Tuesday, April 8, 2008

And so, It Begins...

Normally, I'm not a fan of our cultural tenancies to use screens (as in television) as babysitters. However, when it comes to passing nearly twenty-four hours of in-flight time, an interactive screen embedded in the seat in front of you that offers a relatively enticing array of movies, international TV shows, games, and flight information...well, it really is a stroke of genius, isn't it? Free baby-bottles of wine (no, not BABY bottles, silly) are pretty nifty, too.

Susie and I drove away from our beloved Santa Barbara in the wee hours of a Friday, arriving in Cape Town, South Africa -- bodies and luggage fully in tact, ready to begin our adventures with gusto -- just as the sun was setting on Saturday evening. Even factoring in the nine hour time difference, in Africa's favor, it really is one helluva long journey.

It's one of life's most comforting gifts to be met by an enthusiastically waving friend of a friend upon landing on another continent. Hannah gathered us into her stylish, protective wings, piled us into Foxy (her 1989 VW), and drove us on the wrong side of the roads into Cape Town straight to The Backpack. We threw our bags into the room (named Simba), brushed our grubby teeth and set out to Obs (the Observatory neighborhood) for dinner at Ganesh, a restaurant serving real South African food, says Hannah. Alas, we managed to arrive the night before Easter, which translates into a long vacation weekend for practically the entire country, including the good folks at Ganesh.
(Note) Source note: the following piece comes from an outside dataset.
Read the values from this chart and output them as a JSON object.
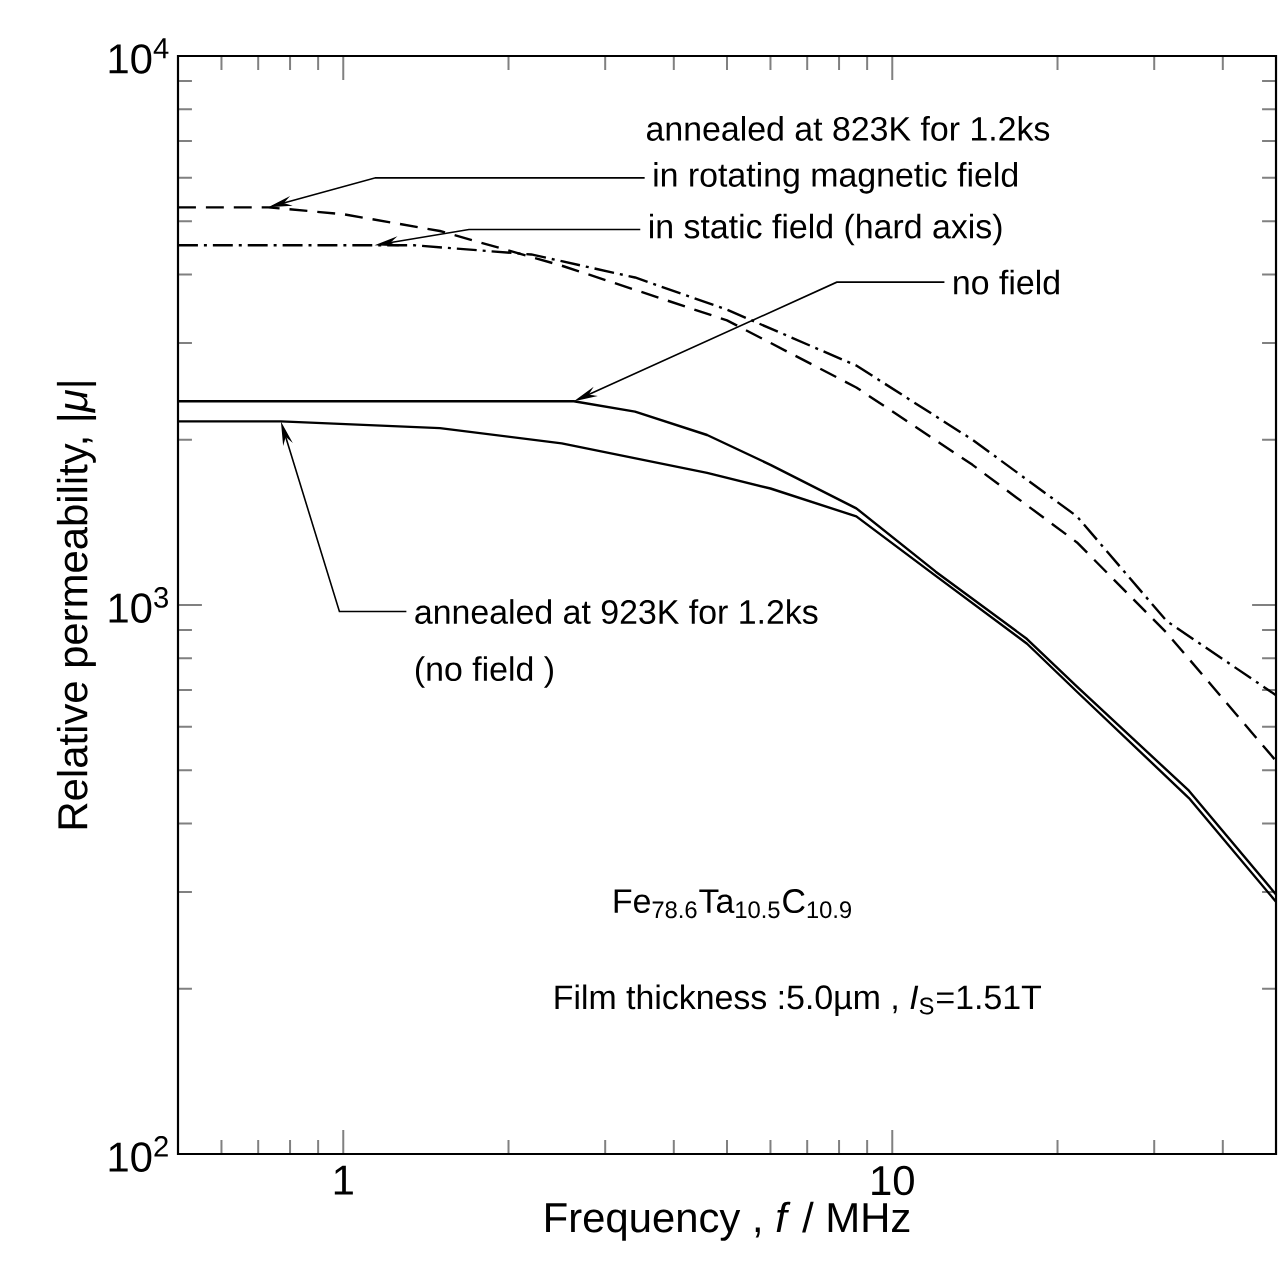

No worries, there was an open pizza joint around the corner. Authentic South African pizza.

You know, there's something about South Africa that I found assuringly familiar (no, it wasn't the pizza cause it was different...and better, quite frankly). Usually, when I travel, I'm constantly freezing in my tracks declaring another moment of deja-vu. That didn't happen to me in South Africa, not even once. Still, with every drive we took, with every friend we made, it was all familiar. And good.

It's not particularly safe to be out and about at night in Cape Town. Cars are at risk for being broken into, stolen. There is a system
in place -- sometimes more official than others, depending on where you are -- where men wearing identifying florescent-yellow vests mill around the streets making sure nobody bothers the vehicles. In return, drivers are expected to tip the guards, usually something in the range of a dollar or less.

After pizza, we were followed back to Foxy by a man,
slightly wobbling, who clearly had fashioned his own guard vest out of some sort of foam-like material and string. He was friendly enough, chatted us up and kept a non-threatening distance. Hannah gave him a few coins, honoring his presence graciously, and informed us with a giggle that he must have been the most unofficial car watcher she'd ever encountered.

We parted ways with Hannah with plans to meet up in the morning for a drive; we wanted to be big ol' tourists and see the penguins on the beach. Susie and I drifted easily into sleep, thankful The Backpack didn't include a television screen in our room.